Les personnages que nous rencontrons au cours de nos textes se trouvent transportés dans un univers qui échappe à la réalité quotidienne et oscille entre un Eden baigné d’une étrange atmosphère et un monde teinté de couleurs infernales.

Paul Verlaine nous emmène dans un « jardin de Lenôtre, / Correct, ridicule et charmant 1824», il nous propose « une vue d’ensemble du parc de Versailles par une simple énumération qui juxtapose des motifs sans les composer. Dans la deuxième strophe, les enjambements, le caprice rythmique cher à Banville mouvementent adroitement tout cela et évitent la monotonie d’un inventaire :

« Des ronds-points ; au milieu, des jets d’eau ; des allées
Toutes droites ; sylvains de marbre ; dieux marins
De bronze ; çà et là, des Vénus étalées ;
Des quinconces, des boulingrins ;
Des châtaigniers ; des plants de fleurs formant la dune ;
Ici, des rosiers nains qu’un goût docte affila ;
Plus loin, des ifs taillés en triangles. La lune
D’un soir d’été sur tout cela. 1825»

Un peu d’ironie romantique se fait sentir dans la troisième strophe avec le « goût docte » et peut-être les « plants de fleurs formant la dune », qui soulignent ce qu’il y a de compassé dans cette architecture végétale 1826». La main de l’homme a modelé ce parc avec une habileté et un souci du détail tel qu’il semble que les « ifs » resteront à jamais « taillés en triangles », que les « allées » seront éternellement « droites ». Et pourtant l’aspect immuable et « correct » des lieux semble déjà menacé par l’attitude lascive des « Vénus étalées » et par l’enjambement qui semble insinuer que les « dieux marins / De bronze » ne resteront pas à jamais de simples décorations. L’évolution fantastique du poème est déjà sous-jacente dans ces premières strophes.

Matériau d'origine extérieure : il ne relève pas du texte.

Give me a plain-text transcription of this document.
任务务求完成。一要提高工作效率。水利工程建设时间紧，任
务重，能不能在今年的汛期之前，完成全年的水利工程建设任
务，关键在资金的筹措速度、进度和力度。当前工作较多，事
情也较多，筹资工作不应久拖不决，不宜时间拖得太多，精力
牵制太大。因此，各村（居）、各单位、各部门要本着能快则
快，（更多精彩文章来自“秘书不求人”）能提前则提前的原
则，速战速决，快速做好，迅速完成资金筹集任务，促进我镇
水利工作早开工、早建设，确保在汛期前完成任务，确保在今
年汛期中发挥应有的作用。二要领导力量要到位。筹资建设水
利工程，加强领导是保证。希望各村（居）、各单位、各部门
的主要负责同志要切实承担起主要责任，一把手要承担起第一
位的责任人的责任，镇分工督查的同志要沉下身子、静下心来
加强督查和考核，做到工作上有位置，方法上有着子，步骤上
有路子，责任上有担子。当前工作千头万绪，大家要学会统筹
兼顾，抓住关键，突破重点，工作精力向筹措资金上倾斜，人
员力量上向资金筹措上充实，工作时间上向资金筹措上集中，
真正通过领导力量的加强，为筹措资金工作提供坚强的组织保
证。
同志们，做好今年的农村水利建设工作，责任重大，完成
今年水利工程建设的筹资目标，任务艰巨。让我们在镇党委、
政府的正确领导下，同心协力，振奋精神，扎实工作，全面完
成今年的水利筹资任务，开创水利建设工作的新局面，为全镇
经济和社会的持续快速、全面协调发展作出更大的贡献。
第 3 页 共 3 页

Dans le poème d’Apollinaire le décor et l’entrée en scène du personnage forment une unité, la première strophe de « Crépuscule » nous plonge dans une atmosphère en demi-teinte :

« Frôlée par les ombres des morts
Sur l’herbe où le jour s’exténue
L’arlequine s’est mise nue
Et dans l’étang mire son corps 1827»

La nudité de la jeune femme que l’on imagine fragile et pâle, semblable aux personnages de Marie Laurencin a qui est dédié le poème1828, contraste avec l’odeur de mort calfeutrée dans l’herbe où le « jour » vient verser ses derniers rayons de soleil. Le jour « s’exténue » et laisse paraître « les ombres des morts » ; l’étang aux eaux stagnantes reflète la noirceur de la nuit qui s’installe ; la mort du jour, les ombres inquiétantes, l’aspect angoissant de l’eau insondable et immobile font naître la tentation du suicide. Nue, sans défense, déjà enveloppée par la mort, l’arlequine semble prête à se laisser glisser dans le néant.

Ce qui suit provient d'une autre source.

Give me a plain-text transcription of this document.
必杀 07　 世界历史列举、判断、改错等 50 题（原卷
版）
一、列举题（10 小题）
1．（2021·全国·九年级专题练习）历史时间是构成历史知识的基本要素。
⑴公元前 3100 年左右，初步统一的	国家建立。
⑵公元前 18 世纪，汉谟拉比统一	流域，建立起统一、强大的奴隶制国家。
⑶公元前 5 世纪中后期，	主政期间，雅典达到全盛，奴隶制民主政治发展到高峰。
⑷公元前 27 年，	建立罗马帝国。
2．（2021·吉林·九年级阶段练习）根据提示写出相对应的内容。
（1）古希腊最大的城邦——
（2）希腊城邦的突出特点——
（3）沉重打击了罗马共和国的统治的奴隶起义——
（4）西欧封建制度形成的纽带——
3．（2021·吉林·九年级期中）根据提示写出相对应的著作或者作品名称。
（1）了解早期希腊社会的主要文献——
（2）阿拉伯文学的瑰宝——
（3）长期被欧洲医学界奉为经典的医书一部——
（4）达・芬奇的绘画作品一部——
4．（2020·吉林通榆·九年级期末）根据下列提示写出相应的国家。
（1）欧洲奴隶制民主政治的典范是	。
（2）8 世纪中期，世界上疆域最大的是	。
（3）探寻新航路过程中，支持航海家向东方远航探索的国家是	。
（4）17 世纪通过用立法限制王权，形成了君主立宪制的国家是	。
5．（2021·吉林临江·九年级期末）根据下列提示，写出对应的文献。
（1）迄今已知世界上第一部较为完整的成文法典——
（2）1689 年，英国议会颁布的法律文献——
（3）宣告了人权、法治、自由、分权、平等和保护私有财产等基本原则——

Ce désir de mort se retrouve dans la « Lettre à M. de Lamartine » ; le décor dans lequel évolue le poète se définit tout d’abord par ce qu’il n’est pas,

« Ce n’était pas au bord d’un lac au flot limpide,
Ni sur l’herbe fleurie au penchant des coteaux ; »
l’utilisation des négations met inversement en valeur la répugnance de l’espace dans lequel il est enfermé,
« C’était dans une rue obscure et tortueuse
De cet immense égout qu’on appelle Paris (...). »

La ville, transformée en un « immense égout » aux eaux sales et puantes s’oppose au « lac » pur et « limpide 1829», l’individu se trouve nié, perdu dans « une rue » parmi tant d’autres dont la noirceur est incompatible avec le caractère chatoyant des fleurs. Ce jeu sur les contrastes met en relief la profondeur de la peine du personnage et prépare la scène du carnaval où les contraires vont s’exacerber.

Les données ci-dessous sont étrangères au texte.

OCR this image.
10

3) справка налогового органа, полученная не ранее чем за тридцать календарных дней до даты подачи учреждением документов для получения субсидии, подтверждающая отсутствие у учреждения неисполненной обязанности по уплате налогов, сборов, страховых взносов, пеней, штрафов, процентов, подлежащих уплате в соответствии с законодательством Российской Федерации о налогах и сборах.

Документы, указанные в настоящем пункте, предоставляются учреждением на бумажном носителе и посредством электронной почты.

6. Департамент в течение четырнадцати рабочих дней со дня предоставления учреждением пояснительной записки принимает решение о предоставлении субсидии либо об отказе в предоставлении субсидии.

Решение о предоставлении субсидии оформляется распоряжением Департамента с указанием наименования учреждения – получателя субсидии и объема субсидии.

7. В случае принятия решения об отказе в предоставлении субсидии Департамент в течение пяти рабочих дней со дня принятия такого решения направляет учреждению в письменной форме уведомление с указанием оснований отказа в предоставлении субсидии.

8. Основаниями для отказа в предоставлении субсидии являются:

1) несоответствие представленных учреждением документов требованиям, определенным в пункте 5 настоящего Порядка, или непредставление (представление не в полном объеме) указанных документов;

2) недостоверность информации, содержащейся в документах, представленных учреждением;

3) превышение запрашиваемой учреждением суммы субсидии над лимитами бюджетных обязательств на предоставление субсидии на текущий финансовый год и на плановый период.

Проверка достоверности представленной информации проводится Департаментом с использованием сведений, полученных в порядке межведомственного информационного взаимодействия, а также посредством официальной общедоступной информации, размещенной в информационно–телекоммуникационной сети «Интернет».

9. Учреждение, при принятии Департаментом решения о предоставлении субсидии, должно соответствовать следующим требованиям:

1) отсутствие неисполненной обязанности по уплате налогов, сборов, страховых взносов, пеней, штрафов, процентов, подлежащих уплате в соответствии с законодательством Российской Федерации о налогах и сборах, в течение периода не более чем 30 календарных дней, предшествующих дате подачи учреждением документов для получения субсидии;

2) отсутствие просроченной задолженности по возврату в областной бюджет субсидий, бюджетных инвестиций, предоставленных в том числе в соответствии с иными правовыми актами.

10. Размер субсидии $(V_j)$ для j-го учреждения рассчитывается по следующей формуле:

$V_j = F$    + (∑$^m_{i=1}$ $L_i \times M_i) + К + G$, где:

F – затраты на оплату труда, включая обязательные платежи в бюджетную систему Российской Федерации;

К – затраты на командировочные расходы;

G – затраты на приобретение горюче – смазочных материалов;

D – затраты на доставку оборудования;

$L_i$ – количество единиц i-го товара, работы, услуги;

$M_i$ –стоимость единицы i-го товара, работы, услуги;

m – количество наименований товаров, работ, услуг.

Autour de Malte et de l’ami de de Jakels, l’espace se rétrécit peu à peu, leurs parcours débouchent, de la même façon que dans le Masque de la Mort Rouge ou que dans Sarrasine, sur une série d’enfermements. Tous deux quittent l’espace connu de leur appartement pour se retrouver projetés dans un ou plusieurs lieux dont ils sont prisonniers. Dans « les trous du masque », la hauteur des murs est écrasante, le narrateur est conduit dans « une grande salle très haute, aux murs crépis à la chaux », dans « une église abandonnée et désaffectée » ; l’espace des fenêtres qui pourrait offrir une échappatoire renforce l’impression d’étouffement puisque « la plupart » sont « à moitié murées » et que toutes sont garnies de « volets intérieurs hermétiquement clos » ; un détail ironique mime enfin la position du personnage : sur les tables, les « gobelets de fer-blanc » sont « retenus par des chaînes 1830» ... « Les lieux qui, dans leur contingence, ne devraient rien avoir en commun avec l’état d’esprit dans lequel un sujet les appréhende, sont presque toujours chez Lorrain porteurs de sentiments 1831», ils traduisent ici l’angoisse d’un être confronté à un milieu hostile, à une force inconnue contre laquelle le personnage se retrouve sans défense. Jeté dans le « gouffre de la rue 1832», Malte est confronté à la vision d’un mur qui porte en lui les marques de la destruction : « pour être précis, c’étaient des maisons qui n’étaient plus là. Des maisons qu’on avait démolies de haut en bas. » « Ce n’était pas, à proprement parler, la première paroi des maisons subsistantes (comme on aurait pu le supposer ), mais bien la dernière de celles qui n’étaient plus 1833» ; cette vision de destruction annonce celle du mourant qu’il rencontre dans la « petite crémerie ». « Aussi était-ce trop pour moi que lui encore dût m’attendre », image insoutenable qui entraîne une nouvelle fuite et le livre à l’étreinte de la foule qui le retient prisonnier, « Il n’y avait plus d’avance possible 1834», et tente de l’étouffer. « Et je sentais en même temps que l’air était épuisé depuis longtemps et qu’il ne restait plus que des exhalaisons viciées dont mes poumons ne voulaient pas. 1835»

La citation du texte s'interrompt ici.